Data obtained by the Guardian shows that in areas with the highest infection rates in England, the proportion of close contacts of infected people being reached is far below 80%, the level the government’s scientific advisers say is required for test and trace to be effective.

In Luton, which has the sixth highest infection rate in England, only 47% of at-risk people were contacted by test and trace. In Leicester, which remains under a partial lockdown, the rate was 65%, meaning more than 3,300 people were not reached by the programme.

Directors of public health have expressed frustration that local expertise has been sidelined under the centralised test-and-trace system, which has been handed to private firms such as Serco and Sitel.

More than 5,500 people in four areas with the highest infection rates in England were not contacted when they should have been told to self-isolate, the Guardian has learned. These included 3,340 people in Leicester, 984 in Kirklees, 759 in Rochdale and 448 in Blackburn with Darwen.

The government’s Scientific Advisory Group for Emergencies (Sage) has said that 80% of an infected person’s close contacts must be contacted and told to self-isolate within 48 to 72 hours for the national programme to be effective.

In Blackburn with Darwen the figure was 54%; in Leicester 65%, in Rochdale 66% and in Kirklees 77%.

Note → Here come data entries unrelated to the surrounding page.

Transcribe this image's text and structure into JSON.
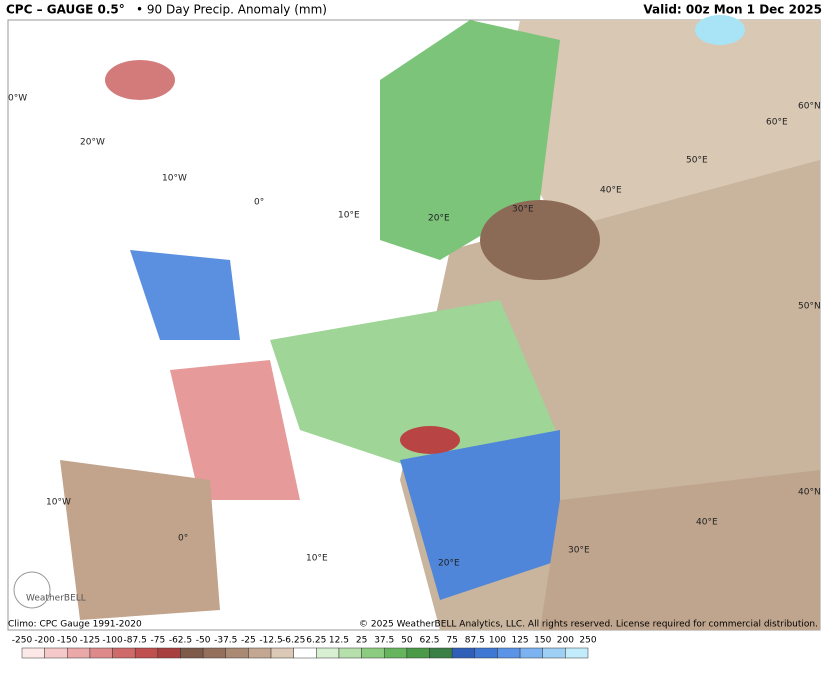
{
  "header": {
    "title": "CPC – GAUGE 0.5°",
    "subtitle": "• 90 Day Precip. Anomaly (mm)",
    "valid": "Valid: 00z Mon 1 Dec 2025"
  },
  "graticule": {
    "labels": [
      "0°W",
      "20°W",
      "10°W",
      "0°",
      "10°E",
      "20°E",
      "30°E",
      "40°E",
      "50°E",
      "60°E",
      "60°N",
      "50°N",
      "40°N",
      "10°W",
      "0°",
      "10°E",
      "20°E",
      "30°E",
      "40°E"
    ]
  },
  "footer": {
    "climo": "Climo: CPC Gauge 1991-2020",
    "copyright": "© 2025 WeatherBELL Analytics, LLC. All rights reserved. License required for commercial distribution.",
    "logo": "WeatherBELL"
  },
  "colorbar": {
    "labels": [
      -250,
      -200,
      -150,
      -125,
      -100,
      -87.5,
      -75,
      -62.5,
      -50,
      -37.5,
      -25,
      -12.5,
      -6.25,
      6.25,
      12.5,
      25,
      37.5,
      50,
      62.5,
      75,
      87.5,
      100,
      125,
      150,
      200,
      250
    ]
  }
}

Bradford council, which has the fourth-highest infection rate in England, declined to provide a figure but said “a high number of contacts” in the city were not traced by the national system.

A council spokeswoman said it was asking the government “to allow us to set up a local extension to the national test-and-trace system which would enable us to follow up uncontacted data with door-to-door visits, something which no national system can really do.”

Gerry Taylor, Luton borough council’s director of public health, said she was “very concerned” at the low rate in the Bedfordshire town. She said the centralised system was “too remote” to be able to reach all of its communities.

“Clearly 47% is too low. The bulk of the contact tracing feels somewhat distant from us and working more closely together with the national system I think would be a huge advantage,” she said.

Local leaders say they have the community links and relationships to hunt down the virus at street level, thereby plugging holes in the centralised system.

Factors including language barriers, distrust of unknown callers and missed emails could explain the low contact completion rate in the worst-affected towns, where in some cases the virus is disproportionately affecting people of south Asian heritage.

Under the current system, contact tracers attempt to reach close contacts of an infected person by text, email or up to 10 times by phone call.

Kate Hollern, the Labour MP for Blackburn, said the national test-and-trace system had failed. “People are out there spreading the virus unknowingly due to this government failure. The responsibility and resources for this should have been with local government, who have the local knowledge. It’s a complete shambles and we really need to get control of it.”

Lisa McNally, the director of public health at Sandwell Council in the West Midlands, which has the ninth highest infection rate in the country, said that last week only 40% of positive coronavirus cases in her area had been contacted by the national system. She said she asked the government for more data so those people could be traced locally but was told it was not possible.

A Department of Health and Social Care spokesperson said: “NHS test and trace has already helped test and isolate more than 180,000 cases – helping us control the spread of the virus, prevent a second wave and save lives. This represents 81% of close contacts identified by those who test positive.

“The service is working closely with local authorities across England to help manage local outbreaks. High quality data is critical to providing good public services and we’ve been providing increasingly detailed data to local directors of public health, helping them tackle local outbreaks and control this virus.”